Interesting to read some details of your horror story…! You don’t strike me as a dark and brooding person.

Ah, I am a big horror fan. It was probably sparked in me when I was reading Stephen King before I even reached my teens. It progressed into other areas; films among others. Because the imagination to produce a horror story, either in book or film, is fantastic.

In 1984 Wes Craven managed to tap into our worst nightmare; a boogieman who comes for you in your dreams and if he kills you in your sleep, you wake up dead for real. It’s the ultimate urban legend, the one that is passed around the playground, and when the opportunity came to write a short horror story for a new anthology, I really wanted to give it a go. Mentally I went back to the playground to recall the horrors we would whisper to our friends. I was so pleased when my story was picked to appear in the anthology.

Tell us about partner Darren.

I met Darren around fourteen years ago when we were introduced by my best friend, who is incidentally his cousin. We are very suited; in our personalities we are rather laid-back, but in our work and what we want to achieve we are both very driven.
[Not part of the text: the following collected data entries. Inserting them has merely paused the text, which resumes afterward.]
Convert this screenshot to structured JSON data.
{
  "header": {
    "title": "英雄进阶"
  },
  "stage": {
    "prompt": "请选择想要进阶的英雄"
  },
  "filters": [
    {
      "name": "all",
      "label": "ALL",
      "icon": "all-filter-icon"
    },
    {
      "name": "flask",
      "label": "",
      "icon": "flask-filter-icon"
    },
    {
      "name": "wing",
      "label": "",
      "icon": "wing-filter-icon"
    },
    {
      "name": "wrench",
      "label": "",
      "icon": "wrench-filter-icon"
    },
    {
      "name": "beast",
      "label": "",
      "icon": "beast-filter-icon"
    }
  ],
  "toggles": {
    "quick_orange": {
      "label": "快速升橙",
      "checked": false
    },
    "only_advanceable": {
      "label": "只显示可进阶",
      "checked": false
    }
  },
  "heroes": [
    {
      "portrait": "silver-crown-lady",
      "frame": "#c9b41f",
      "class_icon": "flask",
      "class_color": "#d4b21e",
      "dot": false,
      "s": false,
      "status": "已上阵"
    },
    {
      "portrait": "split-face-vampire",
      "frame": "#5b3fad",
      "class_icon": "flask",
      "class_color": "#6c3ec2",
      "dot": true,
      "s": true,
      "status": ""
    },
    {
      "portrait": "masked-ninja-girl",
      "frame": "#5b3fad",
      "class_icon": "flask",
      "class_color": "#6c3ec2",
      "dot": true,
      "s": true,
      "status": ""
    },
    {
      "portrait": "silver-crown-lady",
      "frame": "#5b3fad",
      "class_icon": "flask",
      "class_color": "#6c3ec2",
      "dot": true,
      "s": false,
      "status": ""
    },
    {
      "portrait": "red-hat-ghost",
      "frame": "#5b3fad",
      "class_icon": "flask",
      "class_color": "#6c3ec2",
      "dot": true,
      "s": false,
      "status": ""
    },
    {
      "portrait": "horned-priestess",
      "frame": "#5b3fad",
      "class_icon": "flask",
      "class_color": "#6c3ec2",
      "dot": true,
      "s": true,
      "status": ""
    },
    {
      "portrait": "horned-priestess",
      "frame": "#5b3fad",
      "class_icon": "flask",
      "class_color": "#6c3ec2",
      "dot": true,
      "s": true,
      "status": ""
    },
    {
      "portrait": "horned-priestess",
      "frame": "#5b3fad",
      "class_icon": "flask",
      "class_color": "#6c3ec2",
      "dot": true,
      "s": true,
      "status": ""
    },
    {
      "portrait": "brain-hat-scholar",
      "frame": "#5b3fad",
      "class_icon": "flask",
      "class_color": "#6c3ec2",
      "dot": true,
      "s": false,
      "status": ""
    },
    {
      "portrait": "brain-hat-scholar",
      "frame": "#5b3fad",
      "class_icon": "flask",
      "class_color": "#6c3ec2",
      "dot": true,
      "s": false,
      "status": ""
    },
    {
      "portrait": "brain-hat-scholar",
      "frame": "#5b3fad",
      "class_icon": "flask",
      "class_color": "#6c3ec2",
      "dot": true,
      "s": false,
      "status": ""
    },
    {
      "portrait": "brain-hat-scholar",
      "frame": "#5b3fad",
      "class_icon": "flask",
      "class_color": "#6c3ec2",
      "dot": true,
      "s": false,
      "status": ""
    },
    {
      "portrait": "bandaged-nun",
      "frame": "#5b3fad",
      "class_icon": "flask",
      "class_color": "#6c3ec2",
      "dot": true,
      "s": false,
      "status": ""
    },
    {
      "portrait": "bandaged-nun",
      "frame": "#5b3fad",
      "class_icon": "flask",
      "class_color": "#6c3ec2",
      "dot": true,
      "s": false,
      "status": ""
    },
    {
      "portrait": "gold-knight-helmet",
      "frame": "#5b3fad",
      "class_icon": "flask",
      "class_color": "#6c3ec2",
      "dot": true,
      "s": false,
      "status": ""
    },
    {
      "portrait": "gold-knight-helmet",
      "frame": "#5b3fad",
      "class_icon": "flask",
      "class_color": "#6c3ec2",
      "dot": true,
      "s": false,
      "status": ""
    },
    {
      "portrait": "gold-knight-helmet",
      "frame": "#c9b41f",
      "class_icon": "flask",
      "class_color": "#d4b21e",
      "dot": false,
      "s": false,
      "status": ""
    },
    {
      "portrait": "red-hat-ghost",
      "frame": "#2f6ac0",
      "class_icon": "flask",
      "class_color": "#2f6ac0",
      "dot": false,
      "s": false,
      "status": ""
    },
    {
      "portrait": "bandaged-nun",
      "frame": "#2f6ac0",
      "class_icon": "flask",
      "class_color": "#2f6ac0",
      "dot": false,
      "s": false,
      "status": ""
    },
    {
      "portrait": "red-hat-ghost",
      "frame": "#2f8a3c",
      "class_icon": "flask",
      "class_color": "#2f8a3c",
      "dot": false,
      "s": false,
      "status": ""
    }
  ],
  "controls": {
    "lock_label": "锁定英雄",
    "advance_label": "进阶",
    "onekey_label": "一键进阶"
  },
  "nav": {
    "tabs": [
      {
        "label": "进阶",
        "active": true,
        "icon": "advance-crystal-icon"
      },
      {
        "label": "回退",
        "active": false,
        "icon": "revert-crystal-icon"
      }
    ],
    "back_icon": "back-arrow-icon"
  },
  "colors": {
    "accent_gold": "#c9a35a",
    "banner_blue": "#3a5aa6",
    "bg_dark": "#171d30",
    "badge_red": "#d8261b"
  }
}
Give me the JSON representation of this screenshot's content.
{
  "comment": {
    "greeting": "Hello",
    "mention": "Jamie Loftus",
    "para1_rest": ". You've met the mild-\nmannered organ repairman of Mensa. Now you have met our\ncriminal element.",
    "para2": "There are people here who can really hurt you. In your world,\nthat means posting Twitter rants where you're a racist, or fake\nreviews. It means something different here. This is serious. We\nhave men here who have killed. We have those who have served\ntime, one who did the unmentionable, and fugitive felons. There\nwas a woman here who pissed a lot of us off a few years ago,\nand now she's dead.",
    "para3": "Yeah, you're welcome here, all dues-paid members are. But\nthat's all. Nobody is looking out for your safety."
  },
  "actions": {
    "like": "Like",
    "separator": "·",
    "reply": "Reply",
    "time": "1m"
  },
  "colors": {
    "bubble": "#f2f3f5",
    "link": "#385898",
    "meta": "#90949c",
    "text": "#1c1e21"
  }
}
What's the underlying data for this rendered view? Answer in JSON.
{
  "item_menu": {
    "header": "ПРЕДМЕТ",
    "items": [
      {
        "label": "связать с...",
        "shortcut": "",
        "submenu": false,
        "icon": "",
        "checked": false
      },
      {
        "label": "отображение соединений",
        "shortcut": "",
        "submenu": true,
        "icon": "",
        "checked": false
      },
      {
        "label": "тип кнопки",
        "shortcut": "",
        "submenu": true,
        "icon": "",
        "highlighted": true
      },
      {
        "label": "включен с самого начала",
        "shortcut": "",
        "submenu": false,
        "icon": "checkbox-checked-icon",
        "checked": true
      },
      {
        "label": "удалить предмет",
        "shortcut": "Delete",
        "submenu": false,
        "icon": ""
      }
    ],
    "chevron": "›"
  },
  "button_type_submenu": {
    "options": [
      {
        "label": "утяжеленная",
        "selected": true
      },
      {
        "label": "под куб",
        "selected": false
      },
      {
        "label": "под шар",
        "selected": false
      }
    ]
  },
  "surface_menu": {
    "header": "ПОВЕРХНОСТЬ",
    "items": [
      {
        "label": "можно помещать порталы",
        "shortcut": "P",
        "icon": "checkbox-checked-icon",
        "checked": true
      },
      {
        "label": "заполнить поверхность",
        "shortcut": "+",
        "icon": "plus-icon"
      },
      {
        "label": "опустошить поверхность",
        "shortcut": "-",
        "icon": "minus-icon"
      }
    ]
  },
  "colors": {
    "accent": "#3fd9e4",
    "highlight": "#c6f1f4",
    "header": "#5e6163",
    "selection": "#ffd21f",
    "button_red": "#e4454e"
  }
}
Despite being together for fourteen years, the tail end of 2015 moving into 2016 was mutually our best year. Around the same time as I was offered a contract for Exclusion Zone, he was made a director of Searon Logistics, a haulage firm in Felixstowe. Both his achievement and mine were what we had been working towards as long ago as when we got together, so to reach our goals at the same time was uncanny and just perfect timing.

What of the future?

It has always been my goal to be a full-time writer. It takes a while - years, really - to build up enough books to be able to contemplate leaving behind a monthly guaranteed paycheque. There are a lot of different aspects to aim for, also, rather than simply writing novels. Many of my friends have had their book rights optioned for film or TV, and of course there are the foreign rights, all of which I am certainly aiming for!

Are you a bit driven? Do you know why?

Why? That’s a really interesting question. This is an ambition I have had for 20-plus years, and it is strange, because most childhood dreams usually fall by the wayside when you grow up and face the challenges of adulthood. This dream has never faded, and I’m so pleased for that, even though I can’t fully explain it!